Em 1962 houve três lançamentos importantes: o Renault Gordini, o Karmann-Ghia e o Interlagos. O primeiro era basicamente o Dauphine, porém com as modificações introduzidas na Europa por Amedeo Gordini, um famoso preparador. Assim, o carrinho ganhou um câmbio de quatro marchas, um novo comando de válvulas, um novo sistema de alimentação e, embora ainda com apenas 850cm3, passou a ter aquilo que a Willys chamava, na época, de “40 cavalos de emoção”. Realmente, a performance do carrinho melhorou sensivelmente.
A Karmann Ghia usava integralmente a mecânica VW, inclusive a plataforma – chassi – e instalava a carroceria criada pela fábrica Karmann, de Osnabrueck, sob desenho do carroziere Ghia.
O motor, entretanto, continuava sendo o 1200, de 35HP, de maneira que o resultado final era um carro com toda a aparência de um esportivo, mas que não ultrapassava a marca dos 120km/h.
Já o Willys Interlagos era uma versão cabocla do Alpine francês, o primeiro carro nacional a ser construído em série, em fibra de vidro. Havia três versões de motores, que podiam ser instalados no Interlagos: o 850 normal do Gordini, o 904 e o 1000cm3, estes últimos com mais “veneno”. A willys passou a participar de corridas de automóveis, com o veterano Chico Landi e com a grande promessa, Christian “Bino” Heins. Chegou a formalizar essa participação, criando uma equipe Willys oficial, que corria com as Berlinetas Interlagos 1000cm3 e os Gordinis, mais tarde substituídos pelos Renault 1093, mais potentes.

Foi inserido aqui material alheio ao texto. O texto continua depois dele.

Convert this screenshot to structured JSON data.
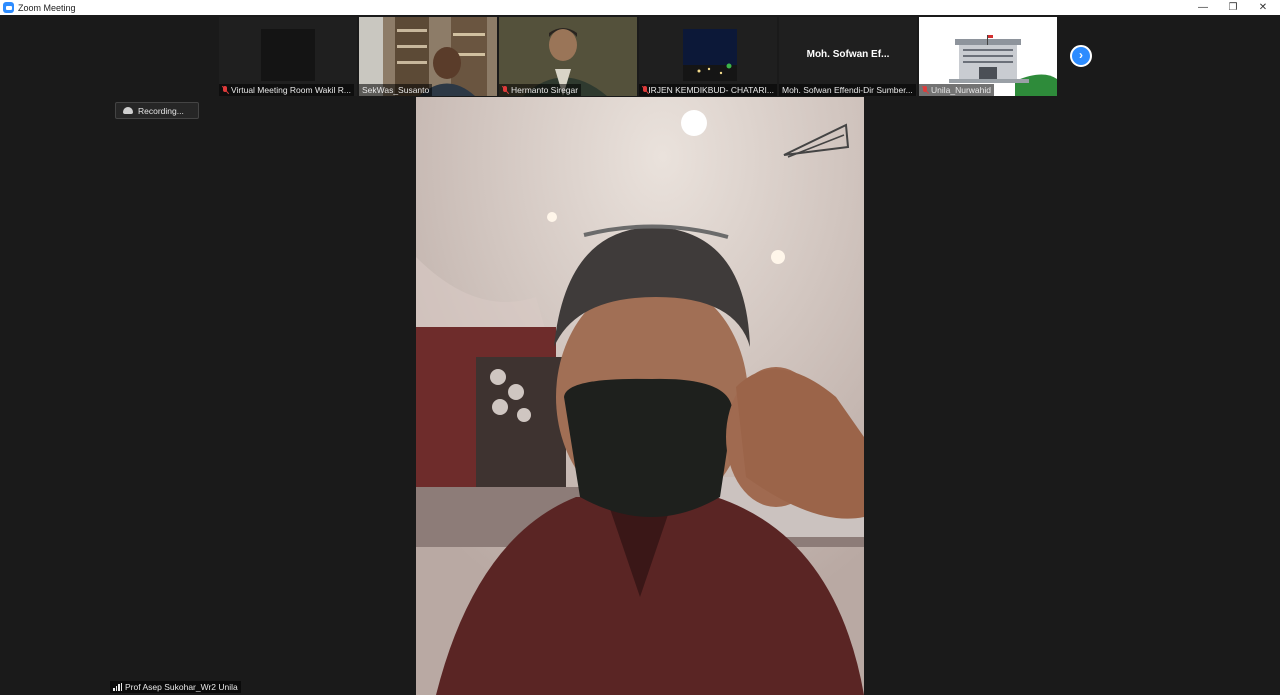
{
  "window": {
    "title": "Zoom Meeting"
  },
  "window_controls": {
    "minimize": "—",
    "restore": "❐",
    "close": "✕"
  },
  "participants": [
    {
      "name": "Virtual Meeting Room Wakil R...",
      "muted": true
    },
    {
      "name": "SekWas_Susanto",
      "muted": false
    },
    {
      "name": "Hermanto Siregar",
      "muted": true
    },
    {
      "name": "IRJEN KEMDIKBUD- CHATARI...",
      "muted": true
    },
    {
      "name": "Moh. Sofwan Effendi-Dir Sumber...",
      "muted": false,
      "display_name": "Moh. Sofwan Ef..."
    },
    {
      "name": "Unila_Nurwahid",
      "muted": true
    }
  ],
  "next_page_icon": "›",
  "recording": {
    "label": "Recording..."
  },
  "active_speaker": {
    "name": "Prof Asep Sukohar_Wr2 Unila"
  },
  "colors": {
    "accent": "#2d8cff",
    "muted_red": "#e03b3b",
    "background": "#1a1a1a"
  }
}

A Vemag, por sua vez, resolveu também mostrar o quanto valiam os seus automóveis, criando a Equipe Vemag oficial, para participação em corridas. Seus DKW branquinhos chegavam a assustar carros de potência muitas vezes superior.
Até a Simca, que andava sempre mais ou menos atrapalhada administrativamente, resolveu criar seu Departamento de Competições, colocando inicialmente seus Chambord na pista e mais tarde os Tufões e até os Emi-Sul.

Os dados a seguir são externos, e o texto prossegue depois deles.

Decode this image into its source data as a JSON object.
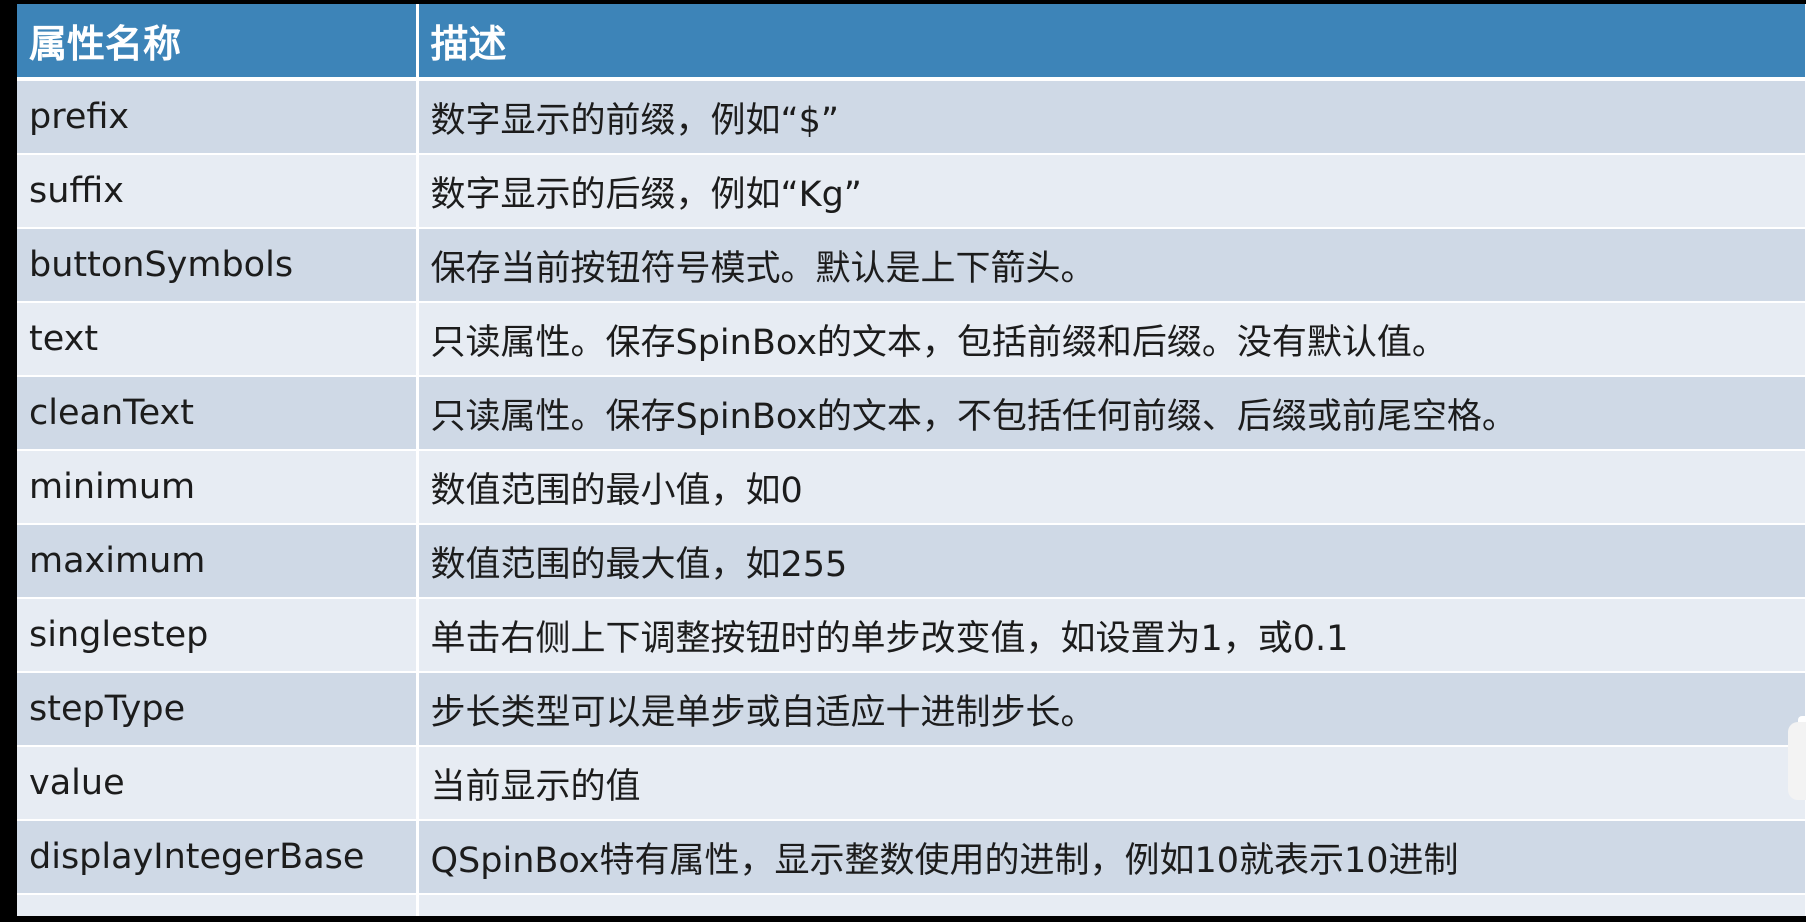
{
  "table": {
    "headers": [
      "属性名称",
      "描述"
    ],
    "rows": [
      {
        "name": "prefix",
        "desc": "数字显示的前缀，例如“$”"
      },
      {
        "name": "suffix",
        "desc": "数字显示的后缀，例如“Kg”"
      },
      {
        "name": "buttonSymbols",
        "desc": "保存当前按钮符号模式。默认是上下箭头。"
      },
      {
        "name": "text",
        "desc": "只读属性。保存SpinBox的文本，包括前缀和后缀。没有默认值。"
      },
      {
        "name": "cleanText",
        "desc": "只读属性。保存SpinBox的文本，不包括任何前缀、后缀或前尾空格。"
      },
      {
        "name": "minimum",
        "desc": "数值范围的最小值，如0"
      },
      {
        "name": "maximum",
        "desc": "数值范围的最大值，如255"
      },
      {
        "name": "singlestep",
        "desc": "单击右侧上下调整按钮时的单步改变值，如设置为1，或0.1"
      },
      {
        "name": "stepType",
        "desc": "步长类型可以是单步或自适应十进制步长。"
      },
      {
        "name": "value",
        "desc": "当前显示的值"
      },
      {
        "name": "displayIntegerBase",
        "desc": "QSpinBox特有属性，显示整数使用的进制，例如10就表示10进制"
      }
    ]
  },
  "colors": {
    "header_bg": "#3d84b8",
    "row_odd": "#cfd9e6",
    "row_even": "#e7ecf3"
  }
}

A Alfa Romeo, da mesma forma, mandava de sua fábrica em Petrópolis seus JK oficiais de corrida. Que ganharam muitas provas de longa duração, como as “24 horas de Interlagos”. Com esse esforço, que, na realidade se traduzia em promoção indireta de vendas, as fábricas começaram, aos poucos, a criar uma opinião pública favorável quanto à qualidade de seus carros. Afinal, o que era bom para as pistas era bom, também, para as ruas.
UM ESFORÇO DE QUALIDADE E RENOVAÇÃO
Até mesmo os renitentes possuidores de carros americanos aos poucos foram passando para os carros nacionais. A princípio timidamente e, depois, de modo ostensivo. O fusquinha deixou de ser uma curiosidade e, mesmo nas mais luxuosas mansões, ele estava presente, ao lado dos carrões importados.

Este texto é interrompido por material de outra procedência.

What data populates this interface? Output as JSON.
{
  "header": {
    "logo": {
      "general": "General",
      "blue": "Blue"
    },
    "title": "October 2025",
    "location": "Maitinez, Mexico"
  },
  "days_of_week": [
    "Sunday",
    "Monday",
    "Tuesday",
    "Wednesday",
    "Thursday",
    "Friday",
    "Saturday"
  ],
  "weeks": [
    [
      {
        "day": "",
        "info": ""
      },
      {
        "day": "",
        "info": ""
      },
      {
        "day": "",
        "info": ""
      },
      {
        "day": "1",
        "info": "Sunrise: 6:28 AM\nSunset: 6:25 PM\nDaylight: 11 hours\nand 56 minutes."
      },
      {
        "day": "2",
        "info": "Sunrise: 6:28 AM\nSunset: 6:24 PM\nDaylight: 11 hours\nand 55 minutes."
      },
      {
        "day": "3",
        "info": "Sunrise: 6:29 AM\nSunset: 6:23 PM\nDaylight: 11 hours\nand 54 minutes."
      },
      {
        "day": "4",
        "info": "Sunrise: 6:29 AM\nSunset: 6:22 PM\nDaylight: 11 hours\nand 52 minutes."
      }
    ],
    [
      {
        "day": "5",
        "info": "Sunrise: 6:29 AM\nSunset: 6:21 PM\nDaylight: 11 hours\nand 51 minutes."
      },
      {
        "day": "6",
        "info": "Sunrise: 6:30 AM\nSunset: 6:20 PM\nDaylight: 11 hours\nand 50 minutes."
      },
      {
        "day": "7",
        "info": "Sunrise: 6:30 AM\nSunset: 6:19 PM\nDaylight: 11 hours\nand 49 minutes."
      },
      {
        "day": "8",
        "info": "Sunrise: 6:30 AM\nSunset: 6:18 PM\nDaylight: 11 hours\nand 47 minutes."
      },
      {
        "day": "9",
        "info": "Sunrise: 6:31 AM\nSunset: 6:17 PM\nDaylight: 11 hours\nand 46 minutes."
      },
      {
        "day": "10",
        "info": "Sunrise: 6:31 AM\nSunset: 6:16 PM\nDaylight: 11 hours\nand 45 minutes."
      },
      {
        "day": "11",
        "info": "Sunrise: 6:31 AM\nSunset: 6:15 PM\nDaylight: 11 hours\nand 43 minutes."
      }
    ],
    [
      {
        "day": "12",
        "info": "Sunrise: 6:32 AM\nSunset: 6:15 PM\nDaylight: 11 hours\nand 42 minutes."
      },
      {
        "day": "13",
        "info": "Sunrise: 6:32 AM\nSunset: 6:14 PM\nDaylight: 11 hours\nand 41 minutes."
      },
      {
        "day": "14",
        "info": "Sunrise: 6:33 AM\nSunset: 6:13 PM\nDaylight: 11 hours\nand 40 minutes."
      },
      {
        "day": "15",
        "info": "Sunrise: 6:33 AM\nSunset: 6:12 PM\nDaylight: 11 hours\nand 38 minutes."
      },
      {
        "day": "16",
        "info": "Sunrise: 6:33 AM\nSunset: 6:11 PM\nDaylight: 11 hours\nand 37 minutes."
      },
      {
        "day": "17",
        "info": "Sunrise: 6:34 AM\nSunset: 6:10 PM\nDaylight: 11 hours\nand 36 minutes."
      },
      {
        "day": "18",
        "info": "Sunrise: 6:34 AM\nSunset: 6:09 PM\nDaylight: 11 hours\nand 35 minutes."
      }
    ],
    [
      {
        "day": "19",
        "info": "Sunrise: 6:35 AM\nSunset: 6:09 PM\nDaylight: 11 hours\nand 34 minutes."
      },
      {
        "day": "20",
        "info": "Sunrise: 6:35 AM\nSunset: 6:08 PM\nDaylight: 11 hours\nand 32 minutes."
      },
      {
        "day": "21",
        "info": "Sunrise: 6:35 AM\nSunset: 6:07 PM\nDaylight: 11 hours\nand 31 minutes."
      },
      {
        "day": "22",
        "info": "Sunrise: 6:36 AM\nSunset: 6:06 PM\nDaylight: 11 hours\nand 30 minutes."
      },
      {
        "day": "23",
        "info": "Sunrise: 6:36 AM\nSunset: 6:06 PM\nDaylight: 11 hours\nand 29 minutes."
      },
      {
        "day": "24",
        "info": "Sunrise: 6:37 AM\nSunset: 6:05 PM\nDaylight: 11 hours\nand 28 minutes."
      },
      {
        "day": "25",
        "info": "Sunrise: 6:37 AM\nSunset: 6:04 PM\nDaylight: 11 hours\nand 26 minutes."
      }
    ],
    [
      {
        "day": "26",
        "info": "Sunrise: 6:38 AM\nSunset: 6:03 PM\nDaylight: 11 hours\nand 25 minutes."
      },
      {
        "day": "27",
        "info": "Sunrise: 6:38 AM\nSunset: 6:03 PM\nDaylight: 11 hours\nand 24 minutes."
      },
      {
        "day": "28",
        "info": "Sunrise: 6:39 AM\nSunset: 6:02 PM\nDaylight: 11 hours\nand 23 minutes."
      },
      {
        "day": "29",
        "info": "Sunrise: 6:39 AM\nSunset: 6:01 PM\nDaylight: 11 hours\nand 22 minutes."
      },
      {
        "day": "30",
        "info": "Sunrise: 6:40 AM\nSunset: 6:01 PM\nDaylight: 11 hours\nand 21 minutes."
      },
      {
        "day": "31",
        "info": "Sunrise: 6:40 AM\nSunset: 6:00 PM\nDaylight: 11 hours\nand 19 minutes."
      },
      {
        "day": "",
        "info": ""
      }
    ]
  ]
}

Os velhos carros foram sendo remodelados e melhor adaptados às condições brasileiras. Em 1963, a Willys relançou o Aero, desta vez com uma carroceria inteiramente desenhada aqui, que, mesmo não sendo grande coisa, no conjunto, pelo menos melhorava e atualizava bastante o velho carro.
Nessa mesma época a Simca lançava a Série Andorinha, depois a três Andorinhas e saía às ruas com uma perua de luxo, a Jangada. Logo a seguir, no ano de 1964, a Simca mudava a traseira de seus automóveis e aumentava a cilindrada de seus motores para 2.414 cm3, lançando o carro conhecido como Tufão. Que tinha versões de luxo, como o Presidence e o Rally. Estas versões, aliás, já existiam desde o começo dos Simcas, mas somente com a série Tufão ganharam a confiança do público, porque a maior parte de seus defeitos crônicos havia sido sanada.
O ano de 1964 viu o renascimento de um dos carros mais belos já feitos no Brasil, por sinal, criado por um estilista italiano: Fissore. Com a mecânica DKW-Vemag, este carro se antecipou ao que seria a linha dominante cerca de cinco anos depois. Ironicamente, nessa época o Vemag-Fissore já havia deixado de ser produzido, em razão da sua fábrica ter sido absorvida pela VW. O motorzinho ainda deslocava apenas 1000cm3, porém sua potência havia passado de 50 para 60HP, em razão de melhorias internas: janelas de admissão , escape e transferência e taxa de compressão.
Em 1965, o Aero willys sofrera nova mudança estilística, desta vez na parte traseira, mais comprida. Neste mesmo ano surgiu um carro esportivo feito pela Brasinca, com o motor Chevrolet Brasil de 4200cm3, o Brasinca Uirapuru. Era um automóvel realmente diferente, com linhas personalíssimas e desempenho espetacular para a época.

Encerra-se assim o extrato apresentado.